В воспаленных глазах с красными прожилками читалась смесь сожаления и нежелания отпускать
Неприятные мурашки побежали по спине, и я невольно отступила на шаг.
– Я хочу у тебя спросить, – он поморщился, будто собирался говорить о чем-то болезненном, – если бы ты была на месте Мадины, ты ведь не оставила бы меня, избитого? Ты бы ухаживала за мной, даже если бы в доме тебя все ненавидели?
Я вздохнула тяжело и посмотрела в сторону мечети, где нас ждал имам. К чему эти пустые разговоры? Они только растравляли рану, которая и так не заживала.
Эмир ждал, переминаясь с ноги на ногу, но так и не дождавшись ответа, продолжил:
– Можешь не отвечать, я и так знаю, что ты не бросила б меня, не стала б искать благовидных предлогов, чтоб сбежать, – голос его дрогнул, и он опустил глаза, сгорбившись, как будто тяжесть вины давила на плечи.

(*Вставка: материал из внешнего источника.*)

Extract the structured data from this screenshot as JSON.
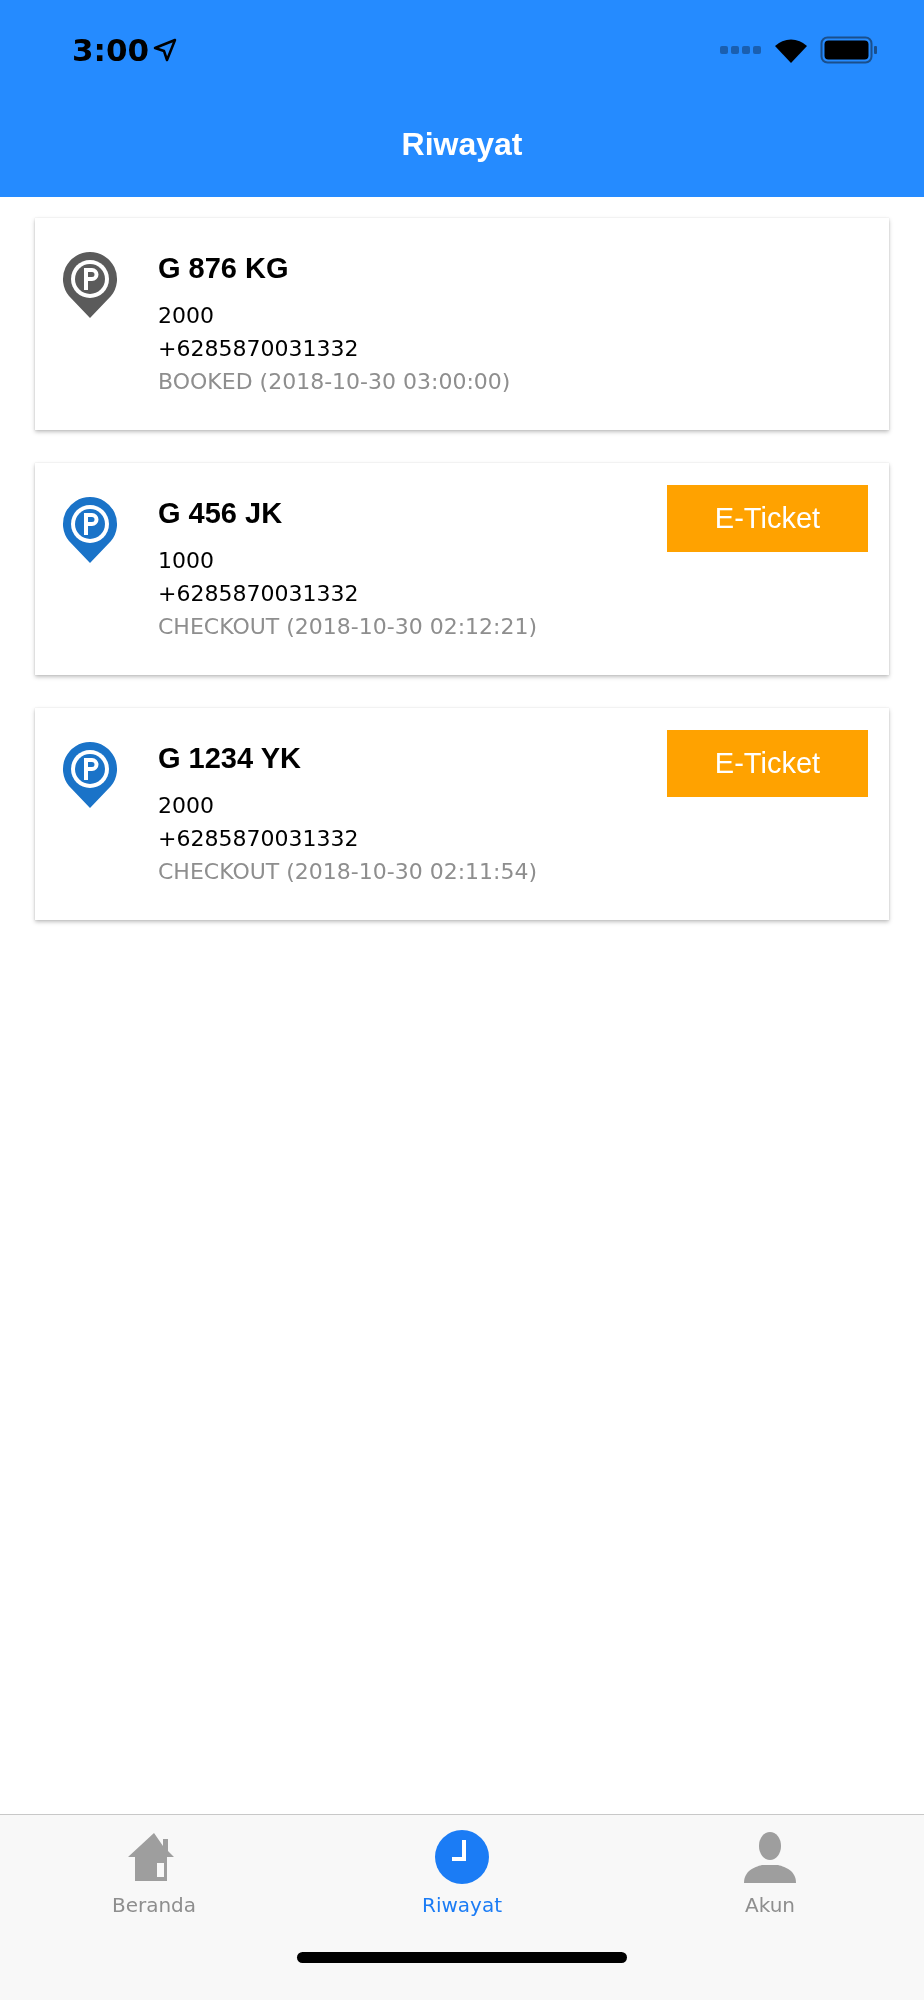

– Слава Богу, я на своем месте, – ответила я холодно. — Я уехала без всяких сожалений. И молилась о твоем здоровье, только для того чтобы ты как можно скорее мог предстать перед имамом для развода.
По его лицу пробежала болезненная судорога – не такого ответа он ждал. Губы сжались в тонкую линию, он отвернулся на миг, моргая быстро, как будто слезы жгли глаза. Мои слова уязвили его глубже, чем кулаки Расула, – не нужно было обладать даром чтения мыслей, чтобы понять это.
– Я сам виноват во всем, – выдохнул он наконец хрипло. – У меня было много времени, чтобы обдумать то, что произошло с нами. Я разрушил все, что имел. Погнался за миражом. Хотел и синицу удержать, и схватить жар-птицу. Синицу я потерял, а жар-птица оказалась курицей.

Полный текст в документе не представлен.